Kogan Renewable Hydrogen Demonstration Plant – Answering Your FAQs


The Kogan Renewable Hydrogen Demonstration Plant is a renewable hydrogen production facility that is under construction next to CS Energy’s Kogan Creek Power Station in Queensland’s Western Downs. The demonstration plant is the second project in the Kogan Clean Energy Hub that CS Energy is adding to the site, following the Chinchilla Battery. 

Kogan Renewable Plant

Below are some frequently asked questions to learn more about this renewable hydrogen project.  

What is CS Energy’s Kogan Renewable Hydrogen Project? 

The Kogan Renewable Hydrogen Demonstration Plant is a demonstration scale hydrogen production facility. 

The hydrogen demonstration plant includes the co-location of a solar farm, battery, hydrogen electrolyser, hydrogen fuel cell, hydrogen storage and outloading facility.  

When completed, the project will produce approximately 75,000 kilograms of renewable hydrogen annually.  

How will the renewable hydrogen be used?

Negotiation of offtake arrangements for the heavy haulage sector are continuing as are investigations into a potential refueling network for renewable hydrogen in the Western Downs.  

CS Energy will also export renewable hydrogen to the Republic of Palau as part of a collaboration with Sojitz Corporation and Nippon Engineering Consultants to assess the use of hydrogen in marine vessels.  

Why demonstrate renewable hydrogen? 

Renewable hydrogen will have an important role to play in Queensland meeting its target of 70 per cent renewable energy by 2032. Renewable hydrogen has a range of uses – as a transport fuel, to store electricity and as a raw material in industrial processes.  

How will the project contribute to the emerging renewable hydrogen industry in Queensland? 

Our aim is to produce renewable hydrogen and provide energy and other grid services while gaining expertise from an operational hydrogen plant to ensure Queensland is ahead of the game in terms of hydrogen production, storage, transport and handling capabilities. By demonstrating the successful production of renewable hydrogen we can prove its potential for use in hard to abate sectors like heavy haulage transport and empower businesses to decarbonise. 

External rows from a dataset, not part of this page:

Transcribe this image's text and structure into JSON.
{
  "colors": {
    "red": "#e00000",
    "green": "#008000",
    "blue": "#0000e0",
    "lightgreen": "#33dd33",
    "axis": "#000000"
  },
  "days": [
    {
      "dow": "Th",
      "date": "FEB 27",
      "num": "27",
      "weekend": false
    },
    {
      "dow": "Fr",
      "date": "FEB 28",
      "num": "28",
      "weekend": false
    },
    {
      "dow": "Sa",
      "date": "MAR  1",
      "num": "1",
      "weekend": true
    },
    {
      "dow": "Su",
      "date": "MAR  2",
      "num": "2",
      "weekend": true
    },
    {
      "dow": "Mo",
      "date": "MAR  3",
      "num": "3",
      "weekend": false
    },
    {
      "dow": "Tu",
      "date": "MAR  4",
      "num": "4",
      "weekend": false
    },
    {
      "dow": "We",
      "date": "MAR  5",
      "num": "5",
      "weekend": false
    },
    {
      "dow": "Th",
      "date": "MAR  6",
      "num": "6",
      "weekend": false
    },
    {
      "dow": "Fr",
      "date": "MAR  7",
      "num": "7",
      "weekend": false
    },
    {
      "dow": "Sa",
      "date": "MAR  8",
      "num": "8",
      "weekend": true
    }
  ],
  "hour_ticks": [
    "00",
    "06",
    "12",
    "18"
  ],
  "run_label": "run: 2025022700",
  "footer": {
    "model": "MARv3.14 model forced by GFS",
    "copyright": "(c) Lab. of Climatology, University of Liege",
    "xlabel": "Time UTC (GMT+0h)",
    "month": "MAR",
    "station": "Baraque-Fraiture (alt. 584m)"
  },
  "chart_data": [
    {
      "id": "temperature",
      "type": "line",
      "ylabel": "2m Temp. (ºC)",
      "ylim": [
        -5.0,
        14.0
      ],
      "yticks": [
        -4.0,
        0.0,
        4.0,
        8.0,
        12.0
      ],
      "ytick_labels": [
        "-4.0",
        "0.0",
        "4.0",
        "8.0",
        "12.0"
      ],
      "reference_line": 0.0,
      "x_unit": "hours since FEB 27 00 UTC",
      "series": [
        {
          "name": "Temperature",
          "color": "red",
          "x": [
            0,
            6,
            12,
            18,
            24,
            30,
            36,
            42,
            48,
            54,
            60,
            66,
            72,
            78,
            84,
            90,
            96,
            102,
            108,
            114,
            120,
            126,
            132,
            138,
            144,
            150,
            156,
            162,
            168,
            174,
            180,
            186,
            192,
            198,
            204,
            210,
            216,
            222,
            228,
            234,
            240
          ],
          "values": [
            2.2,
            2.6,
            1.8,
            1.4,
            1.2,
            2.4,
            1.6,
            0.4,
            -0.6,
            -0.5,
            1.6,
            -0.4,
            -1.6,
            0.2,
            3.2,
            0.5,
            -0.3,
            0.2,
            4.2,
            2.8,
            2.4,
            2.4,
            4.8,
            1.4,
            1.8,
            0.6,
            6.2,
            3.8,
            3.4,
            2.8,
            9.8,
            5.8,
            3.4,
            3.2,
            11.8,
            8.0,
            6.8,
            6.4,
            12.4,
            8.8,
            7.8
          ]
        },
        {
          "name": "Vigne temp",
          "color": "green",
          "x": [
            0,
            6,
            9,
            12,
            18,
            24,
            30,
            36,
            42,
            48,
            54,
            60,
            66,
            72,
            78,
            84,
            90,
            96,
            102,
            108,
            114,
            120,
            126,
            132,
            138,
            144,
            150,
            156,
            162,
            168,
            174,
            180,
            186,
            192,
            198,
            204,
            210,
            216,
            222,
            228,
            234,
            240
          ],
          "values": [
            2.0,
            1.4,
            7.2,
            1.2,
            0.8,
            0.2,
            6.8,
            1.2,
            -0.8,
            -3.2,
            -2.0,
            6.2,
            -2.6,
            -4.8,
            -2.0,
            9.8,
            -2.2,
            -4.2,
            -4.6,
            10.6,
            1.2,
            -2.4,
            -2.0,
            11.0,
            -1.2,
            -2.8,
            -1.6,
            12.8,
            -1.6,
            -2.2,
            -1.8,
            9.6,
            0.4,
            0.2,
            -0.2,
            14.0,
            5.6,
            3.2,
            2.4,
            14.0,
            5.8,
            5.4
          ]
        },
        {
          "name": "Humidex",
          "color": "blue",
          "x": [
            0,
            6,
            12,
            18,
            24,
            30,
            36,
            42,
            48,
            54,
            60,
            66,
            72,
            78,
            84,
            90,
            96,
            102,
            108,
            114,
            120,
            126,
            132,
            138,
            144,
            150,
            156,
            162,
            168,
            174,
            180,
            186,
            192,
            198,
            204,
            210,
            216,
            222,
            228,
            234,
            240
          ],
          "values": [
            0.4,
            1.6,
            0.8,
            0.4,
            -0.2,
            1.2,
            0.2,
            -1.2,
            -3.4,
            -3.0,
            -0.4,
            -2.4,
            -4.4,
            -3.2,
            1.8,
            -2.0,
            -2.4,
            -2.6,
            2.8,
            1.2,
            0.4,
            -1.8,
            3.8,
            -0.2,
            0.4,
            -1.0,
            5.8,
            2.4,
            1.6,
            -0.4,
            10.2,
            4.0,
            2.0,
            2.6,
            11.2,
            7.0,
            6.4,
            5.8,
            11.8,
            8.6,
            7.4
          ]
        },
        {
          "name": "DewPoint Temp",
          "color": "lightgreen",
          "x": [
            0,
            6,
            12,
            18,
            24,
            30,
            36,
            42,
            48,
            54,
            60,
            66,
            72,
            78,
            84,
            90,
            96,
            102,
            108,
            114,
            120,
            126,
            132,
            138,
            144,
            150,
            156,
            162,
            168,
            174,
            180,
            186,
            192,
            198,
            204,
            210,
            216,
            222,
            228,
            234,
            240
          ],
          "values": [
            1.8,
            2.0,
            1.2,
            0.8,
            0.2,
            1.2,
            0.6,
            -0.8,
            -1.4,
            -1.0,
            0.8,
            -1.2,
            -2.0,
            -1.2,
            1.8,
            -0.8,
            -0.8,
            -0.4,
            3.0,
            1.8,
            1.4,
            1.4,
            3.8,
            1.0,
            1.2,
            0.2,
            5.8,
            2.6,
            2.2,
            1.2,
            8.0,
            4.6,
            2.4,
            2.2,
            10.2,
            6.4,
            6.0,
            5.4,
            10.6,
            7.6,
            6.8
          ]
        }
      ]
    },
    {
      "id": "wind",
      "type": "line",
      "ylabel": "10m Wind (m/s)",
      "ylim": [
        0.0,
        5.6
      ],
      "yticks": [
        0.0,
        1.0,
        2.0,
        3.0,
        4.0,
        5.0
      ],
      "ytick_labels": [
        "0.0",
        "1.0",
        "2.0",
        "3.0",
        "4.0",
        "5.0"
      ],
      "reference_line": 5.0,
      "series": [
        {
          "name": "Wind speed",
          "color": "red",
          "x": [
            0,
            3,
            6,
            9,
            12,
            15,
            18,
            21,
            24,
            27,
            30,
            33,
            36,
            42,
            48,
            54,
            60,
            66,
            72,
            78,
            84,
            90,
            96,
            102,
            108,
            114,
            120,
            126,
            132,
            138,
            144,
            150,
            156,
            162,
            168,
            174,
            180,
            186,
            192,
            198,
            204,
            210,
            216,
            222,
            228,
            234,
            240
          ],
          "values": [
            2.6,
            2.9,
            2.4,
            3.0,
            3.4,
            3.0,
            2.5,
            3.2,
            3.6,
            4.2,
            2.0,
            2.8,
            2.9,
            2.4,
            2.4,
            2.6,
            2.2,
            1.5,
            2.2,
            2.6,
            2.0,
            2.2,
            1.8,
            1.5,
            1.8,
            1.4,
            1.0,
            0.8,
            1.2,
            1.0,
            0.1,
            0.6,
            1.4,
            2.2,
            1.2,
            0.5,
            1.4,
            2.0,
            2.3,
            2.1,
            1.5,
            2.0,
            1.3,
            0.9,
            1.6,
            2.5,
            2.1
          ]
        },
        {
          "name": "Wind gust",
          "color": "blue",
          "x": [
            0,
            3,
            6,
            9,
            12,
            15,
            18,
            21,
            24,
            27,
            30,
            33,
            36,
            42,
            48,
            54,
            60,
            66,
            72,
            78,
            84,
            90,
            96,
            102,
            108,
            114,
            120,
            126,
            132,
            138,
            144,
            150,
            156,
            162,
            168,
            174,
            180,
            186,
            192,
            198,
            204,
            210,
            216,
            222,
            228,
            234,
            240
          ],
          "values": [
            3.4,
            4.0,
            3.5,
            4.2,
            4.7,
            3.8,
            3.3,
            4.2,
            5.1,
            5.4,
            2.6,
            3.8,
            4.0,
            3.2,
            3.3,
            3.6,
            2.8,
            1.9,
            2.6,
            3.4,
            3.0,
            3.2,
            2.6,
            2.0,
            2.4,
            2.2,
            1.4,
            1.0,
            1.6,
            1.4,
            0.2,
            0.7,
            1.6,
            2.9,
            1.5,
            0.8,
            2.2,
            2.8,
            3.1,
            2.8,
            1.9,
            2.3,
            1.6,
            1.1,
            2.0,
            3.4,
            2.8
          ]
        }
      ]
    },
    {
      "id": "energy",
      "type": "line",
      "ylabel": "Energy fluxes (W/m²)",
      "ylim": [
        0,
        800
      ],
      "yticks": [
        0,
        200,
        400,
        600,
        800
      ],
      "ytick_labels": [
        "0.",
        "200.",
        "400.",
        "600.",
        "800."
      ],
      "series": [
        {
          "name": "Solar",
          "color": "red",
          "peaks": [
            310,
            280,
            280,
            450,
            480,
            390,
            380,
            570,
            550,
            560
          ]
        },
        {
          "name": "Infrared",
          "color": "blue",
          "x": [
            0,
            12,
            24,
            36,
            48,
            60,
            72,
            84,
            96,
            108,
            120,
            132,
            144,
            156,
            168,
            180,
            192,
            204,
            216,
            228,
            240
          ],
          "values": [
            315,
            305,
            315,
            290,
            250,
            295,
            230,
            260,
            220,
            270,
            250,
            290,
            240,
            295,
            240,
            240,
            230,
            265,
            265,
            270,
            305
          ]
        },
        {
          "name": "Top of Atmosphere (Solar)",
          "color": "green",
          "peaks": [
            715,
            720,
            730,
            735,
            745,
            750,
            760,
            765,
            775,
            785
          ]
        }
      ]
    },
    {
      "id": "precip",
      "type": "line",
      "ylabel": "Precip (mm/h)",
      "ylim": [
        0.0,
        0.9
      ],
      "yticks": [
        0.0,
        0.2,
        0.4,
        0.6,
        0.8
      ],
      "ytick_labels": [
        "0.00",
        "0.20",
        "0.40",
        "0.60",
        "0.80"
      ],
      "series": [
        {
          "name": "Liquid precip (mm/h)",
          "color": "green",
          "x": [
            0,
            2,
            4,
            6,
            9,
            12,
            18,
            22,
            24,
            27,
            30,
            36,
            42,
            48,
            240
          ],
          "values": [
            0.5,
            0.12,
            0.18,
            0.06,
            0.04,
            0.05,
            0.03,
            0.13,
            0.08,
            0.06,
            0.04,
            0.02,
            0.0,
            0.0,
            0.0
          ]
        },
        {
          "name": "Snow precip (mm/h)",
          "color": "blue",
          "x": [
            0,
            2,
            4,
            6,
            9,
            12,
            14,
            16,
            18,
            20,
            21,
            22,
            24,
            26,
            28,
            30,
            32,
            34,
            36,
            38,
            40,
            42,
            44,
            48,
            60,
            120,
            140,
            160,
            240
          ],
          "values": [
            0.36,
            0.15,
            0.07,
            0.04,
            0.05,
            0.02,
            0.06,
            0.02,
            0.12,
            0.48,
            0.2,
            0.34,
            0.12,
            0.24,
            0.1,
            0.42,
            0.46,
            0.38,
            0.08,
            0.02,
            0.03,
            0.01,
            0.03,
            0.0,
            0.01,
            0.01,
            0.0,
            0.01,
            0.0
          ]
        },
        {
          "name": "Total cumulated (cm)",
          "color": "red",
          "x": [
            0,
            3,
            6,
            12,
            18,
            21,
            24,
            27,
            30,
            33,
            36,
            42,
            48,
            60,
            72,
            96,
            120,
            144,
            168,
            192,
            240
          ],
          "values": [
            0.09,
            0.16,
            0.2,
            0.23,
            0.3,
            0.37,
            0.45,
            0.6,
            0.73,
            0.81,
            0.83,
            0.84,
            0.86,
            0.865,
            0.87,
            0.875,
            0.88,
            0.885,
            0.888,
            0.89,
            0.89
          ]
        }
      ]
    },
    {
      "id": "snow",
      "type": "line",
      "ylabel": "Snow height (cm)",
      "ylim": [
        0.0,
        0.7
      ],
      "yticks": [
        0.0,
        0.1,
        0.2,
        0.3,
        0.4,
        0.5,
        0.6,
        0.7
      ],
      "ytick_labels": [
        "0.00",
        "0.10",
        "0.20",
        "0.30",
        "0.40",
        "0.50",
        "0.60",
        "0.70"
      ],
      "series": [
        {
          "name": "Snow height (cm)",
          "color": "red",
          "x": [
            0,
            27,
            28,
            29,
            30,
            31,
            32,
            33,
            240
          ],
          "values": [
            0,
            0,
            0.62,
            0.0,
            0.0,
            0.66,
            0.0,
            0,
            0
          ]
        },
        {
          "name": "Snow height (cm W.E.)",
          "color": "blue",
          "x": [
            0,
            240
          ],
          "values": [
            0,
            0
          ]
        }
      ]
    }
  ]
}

What about CS Energy’s employees and local suppliers, what benefits will the project provide them? 

The demonstration project has created up to 10 jobs in the construction phase. In the operational phase, CS Energy will have a team of six people working across the Kogan Renewable Hydrogen Demonstration Plant and the Chinchilla Battery. 

CS Energy partnered with Toowoomba and Surat Basin Enterprise to map the capability and potential of local skills in the region to support the nascent hydrogen supply chain, including within CS Energy’s existing workforce.  This work has provided CS Energy and our construction contractor IHI Engineering Australia with a database of local businesses to approach for tenders during the construction and operation of the Kogan facility.

How does the Kogan plant produce renewable hydrogen? 

Kogan in five steps:  

  1. Our 2MW solar farm produces renewable energy onsite to power our hydrogen electrolyser.   
  2. Our 1MW electrolyser then produces hydrogen by splitting water into hydrogen and oxygen, a process known as electrolysis. 
  3. Green hydrogen flows from the electrolyser to either the onsite storage or hydrogen transport trailers.     
  4. Our 2MW/4MWh battery stores excess solar energy so hydrogen can be produced outside solar hours and can be stored in bulk onsite.
  5. Trucks then drive to collect hydrogen from the decanting station for distribution to offsite customers and to retail refueling facilities.